Proses pemilihan kepala daerah menjadi inti permasalahan dalam perdebatan draft RUU keistimewaan Yogyakarta. Sehingga, tidak semua rakyat Yogyakarta memiliki aspirasi politik yang sama. Ada lapisan sosial yang mendukung berlakunya sistem pemerintahan feodal melalui penetapan Gubernur dan Wakil Gubernur otomatis pada Hamengku Buwono dan Paku Alam. Namun, ada juga rakyat Yogyakarta yang menghendaki pemilihan kepala daerah melalui pemilihan dalam bingkai demokrasi modern.

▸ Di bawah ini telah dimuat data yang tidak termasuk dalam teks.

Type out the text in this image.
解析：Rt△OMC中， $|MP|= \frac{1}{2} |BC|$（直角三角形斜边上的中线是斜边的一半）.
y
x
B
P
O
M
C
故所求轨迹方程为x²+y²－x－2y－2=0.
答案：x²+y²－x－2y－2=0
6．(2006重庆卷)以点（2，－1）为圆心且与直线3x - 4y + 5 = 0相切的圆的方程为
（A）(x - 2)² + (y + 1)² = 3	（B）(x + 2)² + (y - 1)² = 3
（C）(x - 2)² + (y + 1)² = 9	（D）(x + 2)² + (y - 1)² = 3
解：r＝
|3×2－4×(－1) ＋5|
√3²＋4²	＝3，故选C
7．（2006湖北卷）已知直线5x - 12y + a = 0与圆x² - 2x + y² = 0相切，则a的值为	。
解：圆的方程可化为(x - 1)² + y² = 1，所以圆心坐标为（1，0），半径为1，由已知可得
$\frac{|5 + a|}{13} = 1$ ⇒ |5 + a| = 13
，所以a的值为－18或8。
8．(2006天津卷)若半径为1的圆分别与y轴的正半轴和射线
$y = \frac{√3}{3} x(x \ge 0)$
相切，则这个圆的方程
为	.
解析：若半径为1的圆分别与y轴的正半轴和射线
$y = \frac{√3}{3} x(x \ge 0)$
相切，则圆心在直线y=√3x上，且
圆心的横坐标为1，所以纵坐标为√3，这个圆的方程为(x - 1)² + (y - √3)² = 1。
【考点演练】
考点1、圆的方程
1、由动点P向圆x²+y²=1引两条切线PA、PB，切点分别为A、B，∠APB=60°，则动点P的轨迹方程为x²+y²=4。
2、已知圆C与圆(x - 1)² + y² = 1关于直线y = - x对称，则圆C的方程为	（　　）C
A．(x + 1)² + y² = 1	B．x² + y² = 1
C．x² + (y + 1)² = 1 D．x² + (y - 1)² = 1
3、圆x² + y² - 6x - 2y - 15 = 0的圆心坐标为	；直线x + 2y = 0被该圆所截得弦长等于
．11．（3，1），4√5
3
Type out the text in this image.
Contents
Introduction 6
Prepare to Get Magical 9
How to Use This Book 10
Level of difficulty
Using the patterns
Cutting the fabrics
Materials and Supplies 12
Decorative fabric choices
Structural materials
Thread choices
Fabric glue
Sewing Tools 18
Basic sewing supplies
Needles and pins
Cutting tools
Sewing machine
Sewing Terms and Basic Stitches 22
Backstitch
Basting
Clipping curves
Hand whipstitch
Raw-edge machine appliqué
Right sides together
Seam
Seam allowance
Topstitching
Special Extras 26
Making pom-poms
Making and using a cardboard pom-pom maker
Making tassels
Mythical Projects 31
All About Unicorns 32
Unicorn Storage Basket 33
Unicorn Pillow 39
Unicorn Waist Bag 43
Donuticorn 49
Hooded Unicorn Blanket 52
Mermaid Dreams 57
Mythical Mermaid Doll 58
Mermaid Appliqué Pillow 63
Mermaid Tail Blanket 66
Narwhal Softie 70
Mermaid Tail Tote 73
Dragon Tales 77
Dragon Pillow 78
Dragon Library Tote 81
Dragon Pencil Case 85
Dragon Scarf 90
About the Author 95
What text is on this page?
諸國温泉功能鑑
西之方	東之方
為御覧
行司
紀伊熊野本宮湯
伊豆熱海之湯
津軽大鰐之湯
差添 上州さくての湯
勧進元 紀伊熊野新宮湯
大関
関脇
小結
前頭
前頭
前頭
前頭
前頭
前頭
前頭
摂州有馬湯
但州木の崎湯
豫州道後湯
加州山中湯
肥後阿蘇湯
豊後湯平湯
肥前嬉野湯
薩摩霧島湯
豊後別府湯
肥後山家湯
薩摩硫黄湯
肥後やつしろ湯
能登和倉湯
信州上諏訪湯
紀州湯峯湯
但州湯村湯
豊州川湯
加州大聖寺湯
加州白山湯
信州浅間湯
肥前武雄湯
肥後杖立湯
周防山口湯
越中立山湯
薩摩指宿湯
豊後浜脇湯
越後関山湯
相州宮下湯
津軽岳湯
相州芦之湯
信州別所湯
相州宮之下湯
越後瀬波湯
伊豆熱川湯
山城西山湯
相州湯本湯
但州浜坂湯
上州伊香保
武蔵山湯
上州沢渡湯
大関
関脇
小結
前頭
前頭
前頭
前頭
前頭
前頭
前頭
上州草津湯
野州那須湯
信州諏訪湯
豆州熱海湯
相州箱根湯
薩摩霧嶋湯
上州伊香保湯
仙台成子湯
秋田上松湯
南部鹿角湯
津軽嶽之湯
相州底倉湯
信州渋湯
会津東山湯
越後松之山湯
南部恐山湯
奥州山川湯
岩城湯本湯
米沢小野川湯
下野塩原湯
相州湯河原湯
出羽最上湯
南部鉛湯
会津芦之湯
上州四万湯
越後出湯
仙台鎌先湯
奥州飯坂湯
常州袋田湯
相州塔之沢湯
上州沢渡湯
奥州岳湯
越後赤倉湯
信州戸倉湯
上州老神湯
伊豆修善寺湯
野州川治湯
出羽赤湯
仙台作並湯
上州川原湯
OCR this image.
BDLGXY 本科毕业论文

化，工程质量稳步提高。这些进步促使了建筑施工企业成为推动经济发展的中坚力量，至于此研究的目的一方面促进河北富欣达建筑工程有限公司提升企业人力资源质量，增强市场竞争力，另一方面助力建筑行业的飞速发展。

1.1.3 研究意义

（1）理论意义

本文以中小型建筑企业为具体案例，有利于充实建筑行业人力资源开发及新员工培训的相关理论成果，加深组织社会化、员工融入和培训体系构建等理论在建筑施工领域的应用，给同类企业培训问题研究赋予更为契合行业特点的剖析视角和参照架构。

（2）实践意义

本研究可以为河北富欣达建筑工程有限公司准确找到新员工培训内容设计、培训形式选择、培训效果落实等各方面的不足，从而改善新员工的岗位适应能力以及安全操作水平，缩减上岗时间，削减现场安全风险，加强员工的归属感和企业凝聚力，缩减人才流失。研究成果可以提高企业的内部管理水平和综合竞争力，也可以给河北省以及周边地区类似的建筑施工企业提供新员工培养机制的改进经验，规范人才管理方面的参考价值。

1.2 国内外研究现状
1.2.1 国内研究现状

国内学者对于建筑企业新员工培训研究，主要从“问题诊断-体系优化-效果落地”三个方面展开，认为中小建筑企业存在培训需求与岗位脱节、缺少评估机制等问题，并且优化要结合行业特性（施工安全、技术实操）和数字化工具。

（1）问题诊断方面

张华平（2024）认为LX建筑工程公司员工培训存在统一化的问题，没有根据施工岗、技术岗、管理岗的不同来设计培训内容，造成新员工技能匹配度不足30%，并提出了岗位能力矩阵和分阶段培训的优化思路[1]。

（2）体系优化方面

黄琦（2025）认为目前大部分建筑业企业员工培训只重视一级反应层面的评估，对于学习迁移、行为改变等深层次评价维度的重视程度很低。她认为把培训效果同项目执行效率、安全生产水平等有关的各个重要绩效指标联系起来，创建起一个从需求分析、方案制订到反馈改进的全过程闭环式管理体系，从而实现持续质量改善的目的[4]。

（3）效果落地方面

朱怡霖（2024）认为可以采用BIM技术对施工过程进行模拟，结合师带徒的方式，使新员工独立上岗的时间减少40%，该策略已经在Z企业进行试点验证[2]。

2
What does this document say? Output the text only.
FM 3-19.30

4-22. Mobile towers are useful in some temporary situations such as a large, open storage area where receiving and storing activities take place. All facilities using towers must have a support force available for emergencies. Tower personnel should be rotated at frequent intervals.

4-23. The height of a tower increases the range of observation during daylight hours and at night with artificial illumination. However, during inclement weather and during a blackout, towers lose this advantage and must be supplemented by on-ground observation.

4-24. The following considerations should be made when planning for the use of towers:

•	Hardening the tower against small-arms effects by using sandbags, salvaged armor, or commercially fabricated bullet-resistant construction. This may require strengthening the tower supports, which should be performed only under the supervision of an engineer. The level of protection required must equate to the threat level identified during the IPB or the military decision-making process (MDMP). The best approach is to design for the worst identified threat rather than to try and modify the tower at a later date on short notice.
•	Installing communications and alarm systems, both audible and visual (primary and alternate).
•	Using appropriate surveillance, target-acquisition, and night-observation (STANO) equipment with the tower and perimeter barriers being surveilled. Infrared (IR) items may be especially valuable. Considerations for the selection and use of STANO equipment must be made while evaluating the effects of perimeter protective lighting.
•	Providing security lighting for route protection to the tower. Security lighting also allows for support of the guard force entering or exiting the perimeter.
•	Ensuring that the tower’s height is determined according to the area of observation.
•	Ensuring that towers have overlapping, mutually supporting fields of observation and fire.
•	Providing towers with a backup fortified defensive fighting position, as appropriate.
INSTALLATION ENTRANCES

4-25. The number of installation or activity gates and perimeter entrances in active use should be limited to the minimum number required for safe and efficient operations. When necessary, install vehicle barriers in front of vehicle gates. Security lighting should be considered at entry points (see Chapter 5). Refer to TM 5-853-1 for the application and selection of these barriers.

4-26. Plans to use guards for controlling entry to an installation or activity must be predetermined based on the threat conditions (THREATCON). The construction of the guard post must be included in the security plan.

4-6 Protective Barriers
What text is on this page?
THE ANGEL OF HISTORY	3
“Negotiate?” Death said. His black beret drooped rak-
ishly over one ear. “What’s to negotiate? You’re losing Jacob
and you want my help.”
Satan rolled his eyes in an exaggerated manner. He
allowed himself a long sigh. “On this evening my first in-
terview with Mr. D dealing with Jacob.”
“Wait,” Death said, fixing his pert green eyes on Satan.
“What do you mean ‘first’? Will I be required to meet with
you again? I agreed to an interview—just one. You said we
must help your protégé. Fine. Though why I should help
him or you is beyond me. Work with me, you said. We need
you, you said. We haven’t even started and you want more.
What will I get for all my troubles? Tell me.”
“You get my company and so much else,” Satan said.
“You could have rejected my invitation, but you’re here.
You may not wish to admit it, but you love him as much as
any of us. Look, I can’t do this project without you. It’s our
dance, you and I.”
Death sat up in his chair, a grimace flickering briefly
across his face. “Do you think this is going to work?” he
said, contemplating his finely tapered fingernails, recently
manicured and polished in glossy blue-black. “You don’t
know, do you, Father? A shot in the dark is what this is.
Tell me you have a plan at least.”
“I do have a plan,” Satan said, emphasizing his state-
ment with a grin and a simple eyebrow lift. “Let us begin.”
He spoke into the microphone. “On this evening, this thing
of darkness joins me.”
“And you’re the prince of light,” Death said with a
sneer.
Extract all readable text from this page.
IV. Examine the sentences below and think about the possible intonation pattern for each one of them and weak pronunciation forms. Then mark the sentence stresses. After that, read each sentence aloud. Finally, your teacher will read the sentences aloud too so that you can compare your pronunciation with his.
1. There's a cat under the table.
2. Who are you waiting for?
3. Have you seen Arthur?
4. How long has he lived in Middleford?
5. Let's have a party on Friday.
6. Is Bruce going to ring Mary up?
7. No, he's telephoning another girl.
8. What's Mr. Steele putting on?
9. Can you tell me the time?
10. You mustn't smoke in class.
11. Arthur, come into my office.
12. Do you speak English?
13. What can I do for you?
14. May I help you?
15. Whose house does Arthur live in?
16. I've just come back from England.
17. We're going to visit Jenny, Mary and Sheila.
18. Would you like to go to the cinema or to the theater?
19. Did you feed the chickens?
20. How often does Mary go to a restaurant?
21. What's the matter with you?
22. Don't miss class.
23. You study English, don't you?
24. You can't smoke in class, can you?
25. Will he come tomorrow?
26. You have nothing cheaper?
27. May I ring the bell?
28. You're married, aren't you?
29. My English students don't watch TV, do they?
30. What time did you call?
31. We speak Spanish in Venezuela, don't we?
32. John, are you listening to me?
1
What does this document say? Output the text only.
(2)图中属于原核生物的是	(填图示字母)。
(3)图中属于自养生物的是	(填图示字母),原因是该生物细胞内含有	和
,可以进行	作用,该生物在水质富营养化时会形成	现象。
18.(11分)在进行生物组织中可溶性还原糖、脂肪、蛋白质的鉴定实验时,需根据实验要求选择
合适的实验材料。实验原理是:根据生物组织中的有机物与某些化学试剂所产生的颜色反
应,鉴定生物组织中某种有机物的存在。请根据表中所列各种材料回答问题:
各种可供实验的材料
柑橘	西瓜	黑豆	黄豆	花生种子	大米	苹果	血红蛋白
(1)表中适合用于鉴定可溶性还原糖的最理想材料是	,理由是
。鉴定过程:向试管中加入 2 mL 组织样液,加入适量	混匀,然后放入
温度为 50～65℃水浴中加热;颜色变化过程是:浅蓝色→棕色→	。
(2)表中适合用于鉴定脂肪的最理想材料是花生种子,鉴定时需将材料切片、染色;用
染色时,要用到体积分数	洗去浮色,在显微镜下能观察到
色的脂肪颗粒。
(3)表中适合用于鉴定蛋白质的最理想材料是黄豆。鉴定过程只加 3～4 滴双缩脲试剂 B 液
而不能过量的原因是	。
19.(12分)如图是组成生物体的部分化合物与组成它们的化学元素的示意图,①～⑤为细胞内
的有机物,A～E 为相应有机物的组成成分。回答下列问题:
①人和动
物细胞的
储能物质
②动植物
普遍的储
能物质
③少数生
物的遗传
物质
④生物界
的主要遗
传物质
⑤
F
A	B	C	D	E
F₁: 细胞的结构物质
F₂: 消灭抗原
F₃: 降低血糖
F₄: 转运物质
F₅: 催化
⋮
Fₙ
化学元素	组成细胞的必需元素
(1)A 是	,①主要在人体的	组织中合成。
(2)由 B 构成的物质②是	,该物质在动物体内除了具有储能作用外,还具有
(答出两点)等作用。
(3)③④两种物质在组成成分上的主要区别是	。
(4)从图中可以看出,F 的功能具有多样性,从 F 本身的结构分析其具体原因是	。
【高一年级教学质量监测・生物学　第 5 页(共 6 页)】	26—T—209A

Kemunculan berbagai gerakan masyarakat[4] menggambarkan dinamika politik lokal Yogyakarta dalam merespon pro dan kontra RUUK Yogyakarta. Gerakan masyarakat Yogyakarta tersebut mengkonstruksikan pemikirannya melalui simbol sebagai identitas budaya jawa. Bentuk identitas budaya jawa itu diwujudkan dalam tradisi Pisowanan Agung, Laku Budaya Bisu Mubeng Beteng, Sidang Rakyat, Aksi Tapa Bisu Mubeng Beteng, dan Tapa Brata Ngulandara.

B. Peneguhan Keistimewaan Daerah Istimewa Yogyakarta.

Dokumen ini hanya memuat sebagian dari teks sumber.